Barbara Greenwood - Author
Barbara Greenwood is the author of 14 books for children and is working on more. She was born in Toronto, Ontario, where she completed a Bachelor of Arts at the University of Toronto and taught elementary school. Later, while she was at home raising four children, she decided to pursue an interest in writing historical fiction.
This award-winning author has always been fascinated by history. As a child, Greenwood searched her local library for any historical fiction, enthralled by English history in particular. However, she was struck, even then, by the fact that there were so few novels set in Canada's past. “I felt as if the place in which I lived didn't exist,” she says. Greenwood is trying to rectify this situation for today's children.
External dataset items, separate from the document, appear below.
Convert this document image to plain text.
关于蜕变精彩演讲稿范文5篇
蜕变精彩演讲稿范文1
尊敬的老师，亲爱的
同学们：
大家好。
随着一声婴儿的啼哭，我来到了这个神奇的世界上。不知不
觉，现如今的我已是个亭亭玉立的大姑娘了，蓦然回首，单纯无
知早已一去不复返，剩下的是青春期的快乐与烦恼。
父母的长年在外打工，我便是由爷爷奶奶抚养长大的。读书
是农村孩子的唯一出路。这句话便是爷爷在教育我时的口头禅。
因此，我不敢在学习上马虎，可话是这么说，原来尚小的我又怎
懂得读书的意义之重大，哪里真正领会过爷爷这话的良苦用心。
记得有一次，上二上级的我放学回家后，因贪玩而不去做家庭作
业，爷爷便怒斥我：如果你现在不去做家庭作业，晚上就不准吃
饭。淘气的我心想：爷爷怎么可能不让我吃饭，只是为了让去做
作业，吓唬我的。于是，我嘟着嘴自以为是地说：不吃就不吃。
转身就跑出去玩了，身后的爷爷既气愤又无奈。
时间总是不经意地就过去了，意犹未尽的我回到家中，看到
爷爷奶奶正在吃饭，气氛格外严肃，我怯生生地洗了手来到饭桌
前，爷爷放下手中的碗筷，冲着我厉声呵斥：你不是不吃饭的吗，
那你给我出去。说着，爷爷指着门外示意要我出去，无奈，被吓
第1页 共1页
In 2007 Kids Can Press re-released Greenwood's acclaimed The Kids Book of Canada in paperback with updated facts from the 2006 census. This title introduces kids to our nation with maps, timelines, fact boxes and information about each province and territory --- including regional landscapes, wildlife, profiles of famous Canadians, important events, provincial and territorial coats of arms and much more. The Kids Book of Canada continues to be an important resource that will enrich everyone's knowledge and appreciation of Canada.
Where do you live now?
Don Mills, a suburb of Toronto, Ontario.
When did you start writing?
I started writing when I was around 10 and realized that I had stories in my head that were just as exciting as the stories I loved in books. We weren't encouraged to write stories in school, so all my writing until I was in high school was done at home and in secret. I didn't want to be laughed at for doing something no one else seemed to be doing! However, in Grade 11, I had a wonderful English teacher who encouraged us to write and encouraged me, even more, by reading my stories out to the class. At some point, most aspiring writers need a mentor to encourage them and make them feel that writing is an important and worthwhile activity.
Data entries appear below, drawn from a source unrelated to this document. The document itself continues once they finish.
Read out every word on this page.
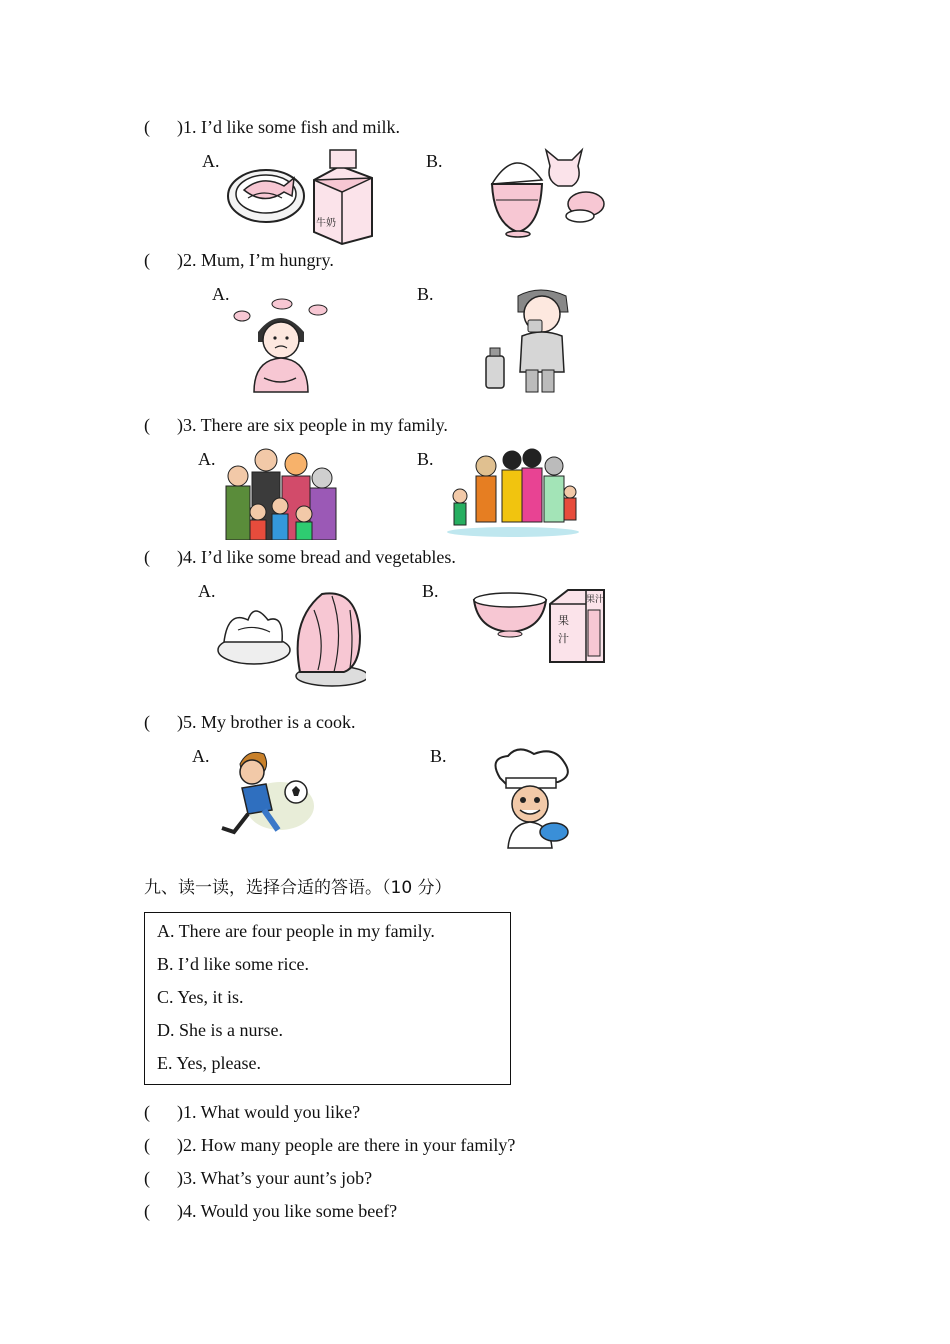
(      )1. I’d like some fish and milk.
A.	B.
牛奶
(      )2. Mum, I’m hungry.
A.	B.
(      )3. There are six people in my family.
A.	B.
(      )4. I’d like some bread and vegetables.
A.	B.	果汁
果
汁
(      )5. My brother is a cook.
A.	B.
九、读一读，选择合适的答语。（10 分）
A. There are four people in my family.
B. I’d like some rice.
C. Yes, it is.
D. She is a nurse.
E. Yes, please.
(      )1. What would you like?
(      )2. How many people are there in your family?
(      )3. What’s your aunt’s job?
(      )4. Would you like some beef?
Do you have favorite book?
I'm an omnivorous reader so I have many favorites. The two books that turned me on to reading historical fiction when I was in my teens are still good reads and still available in libraries: Cue for Treason by Geoffrey Trease and Mara, Daughter of the Nile by Eloise Jarvis McGraw.
What was your training or schooling?
I had almost no formal training in creative writing until after I graduated from university, but one very useful thing I learned in English class was how to precis. In Grade 12 we spent one term taking a page from a story and reducing it to a paragraph. This taught me to present the gist of a story clearly and concisely on paper --- an invaluable skill for a writer.
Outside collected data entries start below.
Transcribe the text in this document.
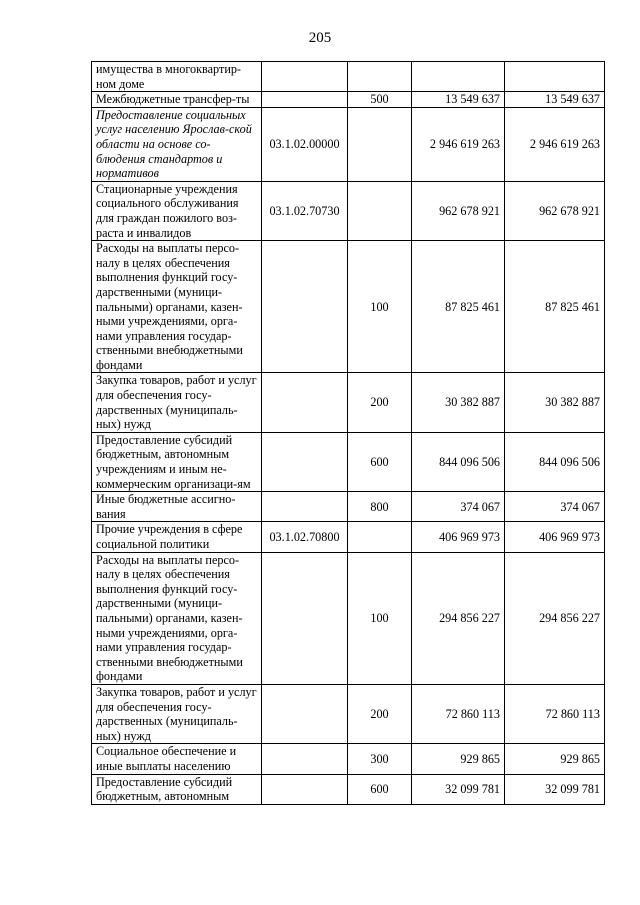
205
имущества в многоквартир-ном доме				
Межбюджетные трансфер-ты		500	13 549 637	13 549 637
Предоставление социальных услуг населению Ярослав-ской области на основе со-блюдения стандартов и нормативов	03.1.02.00000		2 946 619 263	2 946 619 263
Стационарные учреждения социального обслуживания для граждан пожилого воз-раста и инвалидов	03.1.02.70730		962 678 921	962 678 921
Расходы на выплаты персо-налу в целях обеспечения выполнения функций госу-дарственными (муници-пальными) органами, казен-ными учреждениями, орга-нами управления государ-ственными внебюджетными фондами		100	87 825 461	87 825 461
Закупка товаров, работ и услуг для обеспечения госу-дарственных (муниципаль-ных) нужд		200	30 382 887	30 382 887
Предоставление субсидий бюджетным, автономным учреждениям и иным не-коммерческим организаци-ям		600	844 096 506	844 096 506
Иные бюджетные ассигно-вания		800	374 067	374 067
Прочие учреждения в сфере социальной политики	03.1.02.70800		406 969 973	406 969 973
Расходы на выплаты персо-налу в целях обеспечения выполнения функций госу-дарственными (муници-пальными) органами, казен-ными учреждениями, орга-нами управления государ-ственными внебюджетными фондами		100	294 856 227	294 856 227
Закупка товаров, работ и услуг для обеспечения госу-дарственных (муниципаль-ных) нужд		200	72 860 113	72 860 113
Социальное обеспечение и иные выплаты населению		300	929 865	929 865
Предоставление субсидий бюджетным, автономным		600	32 099 781	32 099 781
How did you get involved with children's books?
As an elementary school teacher I was interested in finding books I could read to my grade three class, so this started me exploring the books that had been published since I was a child. A wonderful golden age of children's literature started in England and the United States in the 1960s, with Canada starting to catch up by the late 1970s. I discovered wonderful books by Rosemary Sutcliffe, J.R.R. Tolkien, Katherine Paterson and many others. By the 1970s I was raising my own children and looking for good books for them as well. I was so immersed in children's literature, it seemed sensible to write for that group. I had, for many years, wanted to write stories set in 19th-century Canada, so I put those two desires together and started to write Canadian historical fiction for children.
Do you have any tips for young creators?
Writers learn to write by reading. The more you read, the more you become familiar with the shape of a story and the larger and more interesting your vocabulary becomes. So reading is certainly the place to start. Once you sit down at the computer or take up a freshly sharpened pencil to create your own story, remember that the verb is the strongest word in a sentence. Instead of characters who run down the street, have them dash or fly or gallop. Characters can talk, but they can also murmur or mutter, scream or shriek. At dramatic moments in your story, make sure the verb describes not only the action but also the emotion the character is feeling.
What is the thing you like the most about creating kids' books?
Writing is, of itself, a satisfying activity, especially when a character surprises me, or a story takes a turn I hadn't planned.
Where do you work?
I have an office of my own, one of our upstairs bedrooms, where I can have all my research books on shelves around my computer. When I turn sideways from my computer I look out the window into the top branches of a large tree, which helps focus my thoughts when I'm trying to sort out the next scene in a story. But when I first started writing and we had four children living at home, the only space to write was the dining room table. Each day when it was time for the children to come home from school, my typewriter and research books and manuscript papers had to be tidied into a box and tucked under the china cabinet. Having a room of my own to work in is wonderful.
Where do you get your ideas?
Ideas are everywhere. Writers are good at keeping their eyes and ears open, taking note of the odd, interesting and sometimes funny things people do and say and storing these observations away for later use.